I’m trying to embed Mattermost into my web app. Assuming that my app users use the same credentials as mattermost users, I’d like to open a window (or iframe) with Mattermost and user already logged in. How to do this (preferably without SSO)?
Do I think correctly that I could login to the API (having username and password), get a token and then use it somehow in the new window? How?
Hi @alec! Thank you for reaching out.
These links might help:
https://docs.mattermost.com/integrations/embedding.html
https://ankushthakur.com/blog/how-to-run-mattermost-in-an-iframe/
There is also a feature request open to allow Mattermost inside an iframe: https://mattermost.uservoice.com/forums/306457-general/suggestions/19132369-allow-mattermost-inside-an-iframe-in-a-controlled
Let us know if these didn’t help or if you have further questions!
Yes, I saw these, but… It requires proxy and disabling click-jacking protection is not possible in Mattermost 5.0, as I see. The documentation is outdated.

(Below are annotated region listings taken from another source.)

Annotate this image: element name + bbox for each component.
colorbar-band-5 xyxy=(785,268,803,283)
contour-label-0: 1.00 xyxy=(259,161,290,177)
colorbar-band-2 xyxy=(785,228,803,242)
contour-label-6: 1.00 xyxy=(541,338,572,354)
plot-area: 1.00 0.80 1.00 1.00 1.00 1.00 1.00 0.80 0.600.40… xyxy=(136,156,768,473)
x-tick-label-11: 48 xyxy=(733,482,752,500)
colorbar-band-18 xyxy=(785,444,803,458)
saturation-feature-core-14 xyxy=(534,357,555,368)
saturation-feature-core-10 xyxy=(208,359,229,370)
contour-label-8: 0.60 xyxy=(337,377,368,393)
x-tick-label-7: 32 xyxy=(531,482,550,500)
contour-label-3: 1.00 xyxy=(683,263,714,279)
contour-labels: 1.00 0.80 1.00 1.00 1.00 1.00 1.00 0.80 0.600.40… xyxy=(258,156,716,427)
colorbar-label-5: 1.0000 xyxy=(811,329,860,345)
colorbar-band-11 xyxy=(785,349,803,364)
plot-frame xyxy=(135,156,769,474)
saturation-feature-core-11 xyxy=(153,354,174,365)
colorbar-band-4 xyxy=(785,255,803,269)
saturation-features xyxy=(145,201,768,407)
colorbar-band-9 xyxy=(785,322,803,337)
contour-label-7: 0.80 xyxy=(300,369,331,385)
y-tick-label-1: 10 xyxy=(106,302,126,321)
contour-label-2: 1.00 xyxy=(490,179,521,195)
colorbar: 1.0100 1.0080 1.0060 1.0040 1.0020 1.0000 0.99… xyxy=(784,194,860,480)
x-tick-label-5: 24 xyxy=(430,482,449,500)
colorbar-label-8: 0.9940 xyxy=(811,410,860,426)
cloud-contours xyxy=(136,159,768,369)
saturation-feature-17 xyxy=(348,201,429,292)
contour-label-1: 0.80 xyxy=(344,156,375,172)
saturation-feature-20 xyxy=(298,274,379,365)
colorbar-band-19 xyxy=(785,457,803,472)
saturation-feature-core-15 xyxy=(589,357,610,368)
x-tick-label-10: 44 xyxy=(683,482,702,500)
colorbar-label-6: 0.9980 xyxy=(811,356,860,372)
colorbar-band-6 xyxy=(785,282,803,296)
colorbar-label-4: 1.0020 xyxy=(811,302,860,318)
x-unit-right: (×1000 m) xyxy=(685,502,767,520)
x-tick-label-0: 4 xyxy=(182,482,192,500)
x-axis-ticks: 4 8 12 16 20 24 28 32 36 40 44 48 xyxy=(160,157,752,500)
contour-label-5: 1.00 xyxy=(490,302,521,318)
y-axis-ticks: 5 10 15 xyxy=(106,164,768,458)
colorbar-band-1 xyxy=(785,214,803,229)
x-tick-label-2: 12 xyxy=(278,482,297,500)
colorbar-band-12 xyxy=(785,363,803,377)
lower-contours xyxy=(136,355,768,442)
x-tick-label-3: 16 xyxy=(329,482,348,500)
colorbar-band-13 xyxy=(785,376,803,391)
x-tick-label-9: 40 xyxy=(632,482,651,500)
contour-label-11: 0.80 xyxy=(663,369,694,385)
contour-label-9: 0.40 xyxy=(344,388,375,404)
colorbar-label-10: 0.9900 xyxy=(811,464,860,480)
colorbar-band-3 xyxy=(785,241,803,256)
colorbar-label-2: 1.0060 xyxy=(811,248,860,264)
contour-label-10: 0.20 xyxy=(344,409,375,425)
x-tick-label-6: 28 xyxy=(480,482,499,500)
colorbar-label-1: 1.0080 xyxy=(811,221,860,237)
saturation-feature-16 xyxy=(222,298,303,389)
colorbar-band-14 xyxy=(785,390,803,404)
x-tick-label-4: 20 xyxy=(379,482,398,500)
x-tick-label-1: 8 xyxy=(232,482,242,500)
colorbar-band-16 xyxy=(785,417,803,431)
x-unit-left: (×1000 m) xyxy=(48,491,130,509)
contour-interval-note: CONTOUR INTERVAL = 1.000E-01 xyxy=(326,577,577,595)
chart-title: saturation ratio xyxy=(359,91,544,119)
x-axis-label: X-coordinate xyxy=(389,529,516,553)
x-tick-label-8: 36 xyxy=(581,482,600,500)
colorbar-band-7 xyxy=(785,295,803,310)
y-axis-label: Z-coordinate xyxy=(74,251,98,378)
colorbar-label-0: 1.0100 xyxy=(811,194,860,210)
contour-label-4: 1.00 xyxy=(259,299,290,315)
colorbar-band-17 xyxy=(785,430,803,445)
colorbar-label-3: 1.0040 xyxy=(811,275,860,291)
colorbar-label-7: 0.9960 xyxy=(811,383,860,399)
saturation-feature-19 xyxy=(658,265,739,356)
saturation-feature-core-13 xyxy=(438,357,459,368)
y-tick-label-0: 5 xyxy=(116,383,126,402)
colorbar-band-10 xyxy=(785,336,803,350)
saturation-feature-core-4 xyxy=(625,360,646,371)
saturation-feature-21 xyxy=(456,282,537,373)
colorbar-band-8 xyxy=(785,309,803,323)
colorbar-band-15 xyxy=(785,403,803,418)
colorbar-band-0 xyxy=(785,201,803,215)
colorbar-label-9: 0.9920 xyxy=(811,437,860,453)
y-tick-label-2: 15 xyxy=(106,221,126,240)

Anyway, My question was about what then? What when I disable all iframe protections? How do I auto-login a user?
Hi @alec!
Here is a thread I found that might help: [SOLVED] Auto login? Site integration?.
I’ve also posted this question to the Peer-to-peer Help channel in our build server for our community and engineers to share ideas. Feel free to ask any additional questions!
Thanks. I’ve found by myself that indeed it can be done with login to the API, setting cookies and redirect (or iframe - with some proxy magic and CORS setup). My plugin for Roundcube can be found at https://git.kolab.org/diffusion/RPK/browse/master/plugins/kolab_chat/ I’m going to work on notifications api now.
for the same purpose (mattermost running in an iframe) we developed Kopano · GitHub which implements a post message api.